AG:Yes, extremely so.
JPM:When and where were you married?
AG:Lime Rock Trinity Church, June 12, 1948 @1:30. I was supposed to be married at 1:00, but my mother refused to get dressed. She actually wasn’t going to get dressed. She didn’t want me to marry Herbert, and she just dawdled and dawdled. Finally I said to her, “I’m going to go there.” I got down there, and the church was full of people; we had a full church, absolutely packed. The poor organist whose name I do not remember had evidently played everything she knew through about four times.
JPM:Did you have a bridal party? Matron of Honor/ Bridesmaids?
AG:Matron of Honor was Marjorie Richardson Sawallis, the daughter of the Barnum/Richardson enclave. She was the daughter of Milo and Edith Richardson. (After the tape Alice spoke about lovely picnics on the lawn of the Milo Richardson property.)
AG: No, I didn’t have any bridesmaids. We had several groomsmen, but they weren’t from around here.
JPM:What can you tell me about Lime Rock Church?

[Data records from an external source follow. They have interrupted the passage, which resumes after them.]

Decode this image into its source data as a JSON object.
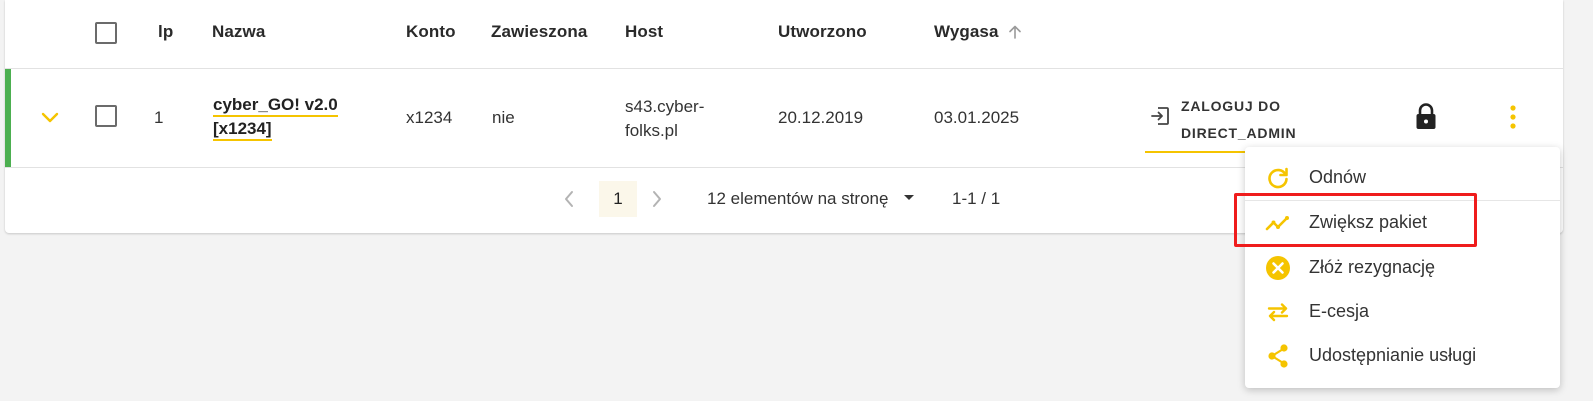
{
  "table": {
    "headers": {
      "lp": "lp",
      "name": "Nazwa",
      "account": "Konto",
      "suspended": "Zawieszona",
      "host": "Host",
      "created": "Utworzono",
      "expires": "Wygasa"
    },
    "sort": {
      "column": "expires",
      "direction": "ascending"
    },
    "rows": [
      {
        "lp": "1",
        "name_line1": "cyber_GO! v2.0",
        "name_line2": "[x1234]",
        "account": "x1234",
        "suspended": "nie",
        "host_line1": "s43.cyber-",
        "host_line2": "folks.pl",
        "created": "20.12.2019",
        "expires": "03.01.2025",
        "login_label": "ZALOGUJ DO\nDIRECT_ADMIN",
        "status_color": "#4caf50",
        "expanded": true
      }
    ]
  },
  "pagination": {
    "current_page": "1",
    "page_size_label": "12 elementów na stronę",
    "range_label": "1-1 / 1"
  },
  "context_menu": {
    "items": [
      {
        "label": "Odnów",
        "icon": "refresh-icon"
      },
      {
        "label": "Zwiększ pakiet",
        "icon": "trending-up-icon",
        "highlighted": true
      },
      {
        "label": "Złóż rezygnację",
        "icon": "cancel-circle-icon"
      },
      {
        "label": "E-cesja",
        "icon": "swap-arrows-icon"
      },
      {
        "label": "Udostępnianie usługi",
        "icon": "share-icon"
      }
    ]
  },
  "colors": {
    "accent": "#f5c400",
    "status_active": "#4caf50",
    "highlight_box": "#ef1c1c",
    "background": "#f3f3f3"
  }
}
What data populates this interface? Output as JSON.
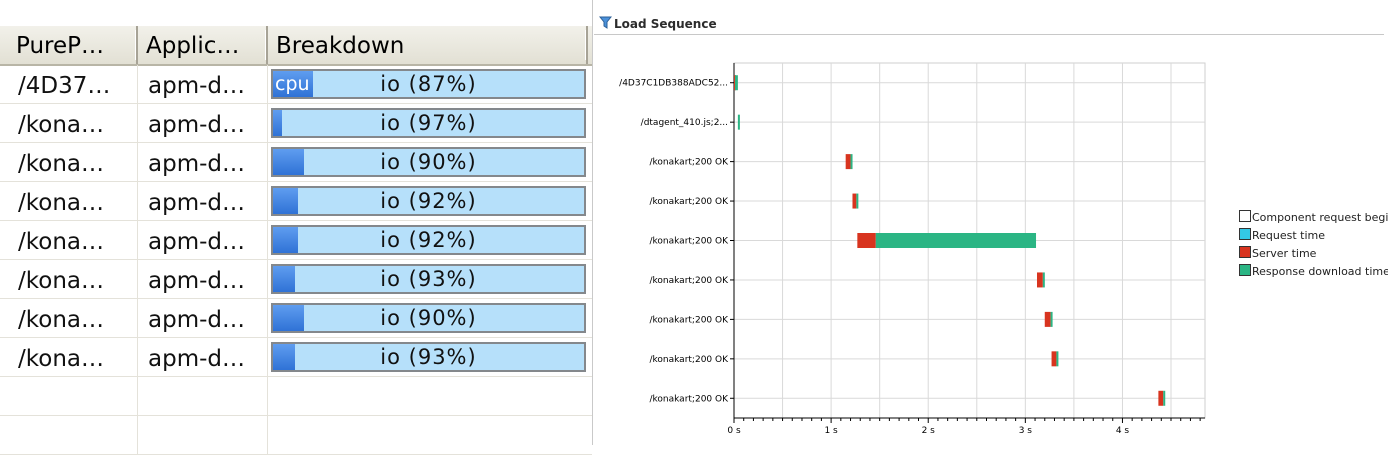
{
  "grid": {
    "columns": [
      "PureP…",
      "Applic…",
      "Breakdown"
    ],
    "rows": [
      {
        "path": "/4D37…",
        "app": "apm-d…",
        "cpu_fraction": 0.13,
        "cpu_label": "cpu",
        "breakdown": "io  (87%)"
      },
      {
        "path": "/kona…",
        "app": "apm-d…",
        "cpu_fraction": 0.03,
        "cpu_label": "",
        "breakdown": "io  (97%)"
      },
      {
        "path": "/kona…",
        "app": "apm-d…",
        "cpu_fraction": 0.1,
        "cpu_label": "",
        "breakdown": "io  (90%)"
      },
      {
        "path": "/kona…",
        "app": "apm-d…",
        "cpu_fraction": 0.08,
        "cpu_label": "",
        "breakdown": "io  (92%)"
      },
      {
        "path": "/kona…",
        "app": "apm-d…",
        "cpu_fraction": 0.08,
        "cpu_label": "",
        "breakdown": "io  (92%)"
      },
      {
        "path": "/kona…",
        "app": "apm-d…",
        "cpu_fraction": 0.07,
        "cpu_label": "",
        "breakdown": "io  (93%)"
      },
      {
        "path": "/kona…",
        "app": "apm-d…",
        "cpu_fraction": 0.1,
        "cpu_label": "",
        "breakdown": "io  (90%)"
      },
      {
        "path": "/kona…",
        "app": "apm-d…",
        "cpu_fraction": 0.07,
        "cpu_label": "",
        "breakdown": "io  (93%)"
      }
    ],
    "empty_rows": 2
  },
  "panel": {
    "title": "Load Sequence",
    "icon": "filter-icon"
  },
  "chart_data": {
    "type": "bar",
    "orientation": "horizontal-stacked-gantt",
    "title": "",
    "xlabel": "",
    "ylabel": "",
    "xlim": [
      0,
      4.85
    ],
    "x_ticks": [
      0,
      1,
      2,
      3,
      4
    ],
    "x_tick_labels": [
      "0 s",
      "1 s",
      "2 s",
      "3 s",
      "4 s"
    ],
    "grid": true,
    "legend_position": "right",
    "categories": [
      "/4D37C1DB388ADC52...",
      "/dtagent_410.js;2...",
      "/konakart;200 OK",
      "/konakart;200 OK",
      "/konakart;200 OK",
      "/konakart;200 OK",
      "/konakart;200 OK",
      "/konakart;200 OK",
      "/konakart;200 OK"
    ],
    "series": [
      {
        "name": "Component request begin",
        "color": "#ffffff",
        "values": [
          0,
          0.04,
          1.15,
          1.22,
          1.27,
          3.12,
          3.2,
          3.27,
          4.37
        ]
      },
      {
        "name": "Request time",
        "color": "#33c8e6",
        "values": [
          0,
          0,
          0,
          0,
          0,
          0,
          0,
          0,
          0
        ]
      },
      {
        "name": "Server time",
        "color": "#d8341f",
        "values": [
          0.01,
          0,
          0.05,
          0.04,
          0.19,
          0.06,
          0.06,
          0.05,
          0.05
        ]
      },
      {
        "name": "Response download time",
        "color": "#2bb584",
        "values": [
          0.03,
          0.02,
          0.02,
          0.02,
          1.65,
          0.02,
          0.02,
          0.02,
          0.02
        ]
      }
    ]
  },
  "colors": {
    "cpu_bar": "#3a7fe0",
    "io_bar": "#b6e0fa",
    "header_bg": "#e8e6dc"
  }
}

AG:Lime Rock Church only operated in the summer. They had stopped that by the time we got married, but I mean when I was a child. We had a succession of part time ministers. One was Harold Sedgwick whose family was in Sharon for I don’t know how many years. But they were part of the Stockbridge Sedgwicks. He father used to be the American minister in Rome, American minister for the Episcopal Church in Rome. He had a brother Charles, and I thought he was just too good to be true, but he was a movie actor. I think he was only in two movies, and then they sort of bowed out. He wasn’t a huge success. He was in “The Charge of the Light Brigade”. I just thought he was the be and end all. He was not a great actor. I must say I don’t think he was impassioned over me as I was over him.
AG:That’s right. Exactly.
JPM:Do you remember the CC camps that were here during the Depression?
AG:Yes, they weren’t right around here thought; the one I remember was on top of Goshen Mountain, or whatever that mountain is called (on Route4 south), because we used to see them ride around in their trucks. If we went up that way, you could always tell that there was activity back there, but there never was any camp right around this area that I remember.
JPM:Do you know what kind of work they did while they were in this camp? Were they clearing trails, or forestry?
AG:I think most of it was because, but I don’t really know.
JPM:Do you have anything that you would like to add to this interview?
Did I tell you when we drove (you and I did) into the school (at the foot of Salmon Kill road on the right side of Rt. 112) that there was a sign on the front door that said,”No School”. I thought that was very clever.
JPM:That had been a dress shop after the school closed. Do you know when that school closed?
AG:Well, it would have had to close when the school here took elementary students. Mrs. Kipp taught there from 1929-1939, but I don’t remember her. Who told you Mrs. Kipp?
JPM:It’s in the exhibition at the Academy Building. You’re just going to have to go and check it out.
AG:I am. I wish you’d come with me.
AG:I could point out to you the different people maybe, and maybe I can get another idea.
JPM:Alright. Thank you very much Mrs. Gustafson for your interview.